Old-fashioned leaders have the means and motivation to cling on to power, of course. But a better reason for the persistence of leaders is that they are still necessary, as even Prof Tapscott acknowledges. They are there to “curate” the conditions from which solutions emerge, he says.
How, though? As Julian Birkinshaw of London Business School put it later at last week’s Global Drucker Forum, inspired by the ideas of Vienna-born management writer Peter Drucker: “We love the notion that as leaders we can create [the] conditions in which order happens . . . equivalent to the starlings flocking: it happens, but not as often as we would like it to.” By merely letting individuals organise themselves, companies risk ending up like Enron, whose talented staff were encouraged to “run around the world looking for sexy businesses”, in Prof Birkinshaw’s words, while the original core values of the company went into meltdown.
Enlightened corporate leaders have many ways to perform their role without relinquishing the reins altogether. Rick Goings, who runs Tupperware Brands, oversees a sales force of 3m independent contractors. He says he holds the network together with a shared sense of purpose – but at the same time, he decides which things truly matter for the group. Natarajan Chandrasekaran, chief executive of Tata Consultancy Services, taps the intellectual power of the many high-achieving engineers in his company by providing a social media platform that has, to his surprise, turned out to be largely self-regulating.
Leaders still need to choose the individuals to carry out the work, even if those individuals then decide who is best qualified to manage it. One discussion in Vienna last week, about the management of complex projects, yielded the insight that sometimes a project manager recognises that other members of the team are better equipped to head it. Either the nature of the task has changed or it has reached a stage that requires a different approach.
Finally, having set priorities, picked the right people, established a platform for communication and granted staff the resources and support to do the job, CEOs have to trust them to get on with it.
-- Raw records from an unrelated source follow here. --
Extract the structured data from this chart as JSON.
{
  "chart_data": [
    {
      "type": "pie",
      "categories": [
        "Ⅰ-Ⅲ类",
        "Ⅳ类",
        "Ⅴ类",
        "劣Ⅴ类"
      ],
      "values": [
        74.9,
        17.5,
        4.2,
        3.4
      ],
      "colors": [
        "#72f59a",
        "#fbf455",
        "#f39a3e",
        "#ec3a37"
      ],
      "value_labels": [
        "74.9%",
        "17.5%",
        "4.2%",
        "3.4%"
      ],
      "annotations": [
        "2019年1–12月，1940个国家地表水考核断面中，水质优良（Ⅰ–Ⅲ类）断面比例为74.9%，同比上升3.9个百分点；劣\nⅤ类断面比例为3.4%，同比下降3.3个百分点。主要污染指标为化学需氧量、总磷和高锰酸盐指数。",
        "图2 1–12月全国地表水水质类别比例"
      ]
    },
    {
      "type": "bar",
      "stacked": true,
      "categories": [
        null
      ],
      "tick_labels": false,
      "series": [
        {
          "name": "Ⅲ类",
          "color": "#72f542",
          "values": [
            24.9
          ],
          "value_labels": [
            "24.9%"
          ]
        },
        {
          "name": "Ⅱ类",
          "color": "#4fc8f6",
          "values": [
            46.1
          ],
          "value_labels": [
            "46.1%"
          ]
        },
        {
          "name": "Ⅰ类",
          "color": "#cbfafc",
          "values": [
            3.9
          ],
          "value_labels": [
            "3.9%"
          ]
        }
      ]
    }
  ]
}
Harvey Wheaton, studio director of Supermassive Games, a computer game developer, is a disciple of “agile management”, a highly flexible technique for project management that works on these principles. He says it is not easy for managers, who can feel threatened by employees’ autonomy. Their first reaction is: “You aren’t doing what you were told. Go back to where you were on my spreadsheet.”
To cope, business leaders require an attitude that may be closer to that of public policy makers and civil servants, whose formal powers to dictate what should be done are often weaker. Michael Hallsworth, a senior policy adviser to the UK Cabinet Office’s “nudge” unit on behavioural insights, summarised the approach as setting goals, making sense of what is emerging, and steering and signalling, rather than directing. In other words, modern leaders need to stand as far apart from their Habsburg forebears as possible: they must be adaptable, open, and sometimes as anonymous as a starling in mid-murmuration. But as for the notion that they should abdicate their role altogether, that is strictly for the birds.